Building on the results of macroeconomic and trend research, food and agribusiness equity studies provide a research platform that can enhance the understanding of the sub-industries and help determine the financial value of resource efficiency and adaptation projects to corporate earnings. It is essential that sustainability and climate change risk factors are integrated into valuation models of global agribusinesses.

Asset Management

The Asset Management business is a key provider of capital and of exposure to all aspects of the agricultural value chain as well as across all asset classes.Funds focused on agribusiness can provide trading liquidity for these firms. Beyond this, asset managers, through their ownership of large blocks of shares, can engage companies and promote mitigation activities. Agricultural commodity funds provide exposure to the sector through futures contracts and are able to manage the optimum roll strategy.

Real asset funds can provide investors with several models of agricultural investing, including buy&lease or buy&operate. These funds exhibit a variety of diversification benefits as well as protection against inflation.
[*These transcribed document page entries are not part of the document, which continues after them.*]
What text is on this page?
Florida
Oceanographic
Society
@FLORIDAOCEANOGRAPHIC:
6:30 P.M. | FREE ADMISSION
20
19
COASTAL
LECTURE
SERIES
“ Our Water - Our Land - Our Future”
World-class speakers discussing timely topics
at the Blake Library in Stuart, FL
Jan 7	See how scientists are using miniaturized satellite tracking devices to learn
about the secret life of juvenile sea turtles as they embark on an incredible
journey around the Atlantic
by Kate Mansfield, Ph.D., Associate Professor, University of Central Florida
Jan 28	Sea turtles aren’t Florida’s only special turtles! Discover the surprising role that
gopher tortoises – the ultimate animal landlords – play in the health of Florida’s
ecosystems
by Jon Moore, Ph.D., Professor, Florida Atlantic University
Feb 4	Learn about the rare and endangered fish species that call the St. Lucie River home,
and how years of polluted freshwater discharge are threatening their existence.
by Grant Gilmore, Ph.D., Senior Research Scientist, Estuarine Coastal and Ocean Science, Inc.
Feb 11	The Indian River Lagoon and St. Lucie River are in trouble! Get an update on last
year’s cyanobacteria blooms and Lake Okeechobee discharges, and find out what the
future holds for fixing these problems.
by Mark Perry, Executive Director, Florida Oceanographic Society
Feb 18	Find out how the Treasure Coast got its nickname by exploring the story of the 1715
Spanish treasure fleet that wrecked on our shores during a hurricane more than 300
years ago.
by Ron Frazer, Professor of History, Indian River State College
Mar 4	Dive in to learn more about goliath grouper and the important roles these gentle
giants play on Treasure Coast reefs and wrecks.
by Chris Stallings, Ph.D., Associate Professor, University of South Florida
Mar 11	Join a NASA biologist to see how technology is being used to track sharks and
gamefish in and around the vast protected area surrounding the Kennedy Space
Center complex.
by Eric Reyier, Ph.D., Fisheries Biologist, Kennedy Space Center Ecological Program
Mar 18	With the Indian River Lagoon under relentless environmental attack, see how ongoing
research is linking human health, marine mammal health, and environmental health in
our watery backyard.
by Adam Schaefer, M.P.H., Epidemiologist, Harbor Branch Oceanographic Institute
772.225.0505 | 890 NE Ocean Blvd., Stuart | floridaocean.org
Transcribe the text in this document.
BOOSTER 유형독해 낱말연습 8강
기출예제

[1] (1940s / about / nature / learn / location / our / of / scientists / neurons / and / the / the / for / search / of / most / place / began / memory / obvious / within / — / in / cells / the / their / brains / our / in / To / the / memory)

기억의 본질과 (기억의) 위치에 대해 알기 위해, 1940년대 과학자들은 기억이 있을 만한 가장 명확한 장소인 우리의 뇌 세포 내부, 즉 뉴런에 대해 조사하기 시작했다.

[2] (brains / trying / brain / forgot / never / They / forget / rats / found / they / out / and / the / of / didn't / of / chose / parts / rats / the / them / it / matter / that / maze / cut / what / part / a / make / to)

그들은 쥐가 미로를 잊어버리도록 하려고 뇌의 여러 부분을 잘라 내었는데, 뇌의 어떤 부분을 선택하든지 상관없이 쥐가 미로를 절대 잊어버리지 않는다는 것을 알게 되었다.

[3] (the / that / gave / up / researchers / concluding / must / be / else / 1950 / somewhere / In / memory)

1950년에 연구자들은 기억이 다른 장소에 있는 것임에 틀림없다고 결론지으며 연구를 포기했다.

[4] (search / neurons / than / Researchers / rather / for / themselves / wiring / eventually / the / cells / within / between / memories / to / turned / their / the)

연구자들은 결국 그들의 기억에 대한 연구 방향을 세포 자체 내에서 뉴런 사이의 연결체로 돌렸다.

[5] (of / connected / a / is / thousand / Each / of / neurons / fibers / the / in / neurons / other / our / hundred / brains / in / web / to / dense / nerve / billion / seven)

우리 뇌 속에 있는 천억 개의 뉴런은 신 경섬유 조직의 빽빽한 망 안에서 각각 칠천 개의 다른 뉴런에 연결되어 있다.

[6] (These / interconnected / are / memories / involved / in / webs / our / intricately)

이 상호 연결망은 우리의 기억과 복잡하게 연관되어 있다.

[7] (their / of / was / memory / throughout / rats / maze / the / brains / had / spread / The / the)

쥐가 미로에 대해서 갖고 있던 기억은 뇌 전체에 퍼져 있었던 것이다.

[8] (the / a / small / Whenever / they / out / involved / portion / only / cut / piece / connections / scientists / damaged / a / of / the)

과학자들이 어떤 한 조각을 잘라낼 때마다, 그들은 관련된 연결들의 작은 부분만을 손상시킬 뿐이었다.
Moreover, real asset funds focused on mitigation projects, such as carbon-efficient logistics, storage facilities and new transportation corridors, will provide benefits for these projects and provide financing for smaller projects with mitigation benefits. Sustainability-focused real asset funds that adhere to the UN principles for responsible investment (PRI) seek to finance mitigation activities or at least consider mitigation in the due diligence of the investments.

Private Equity funds offer thematic investments in young, up-and-coming agri-technology companies as well as expansion capital needed for companies providing mitigation solutions, whether they concern the improvement of farmland, farm management or vertically integrated production, processing and distribution. Technological advances at any point in the food supply chain (production, handling, logistics, processing or distribution) will require financing at various stages of development and across many countries.

Additional fund opportunities include public-private partnerships, which bring both the asset manager and the public entity (government agencies or international aid agencies) closer to their goal, providing much needed debt capital as well as equity capital.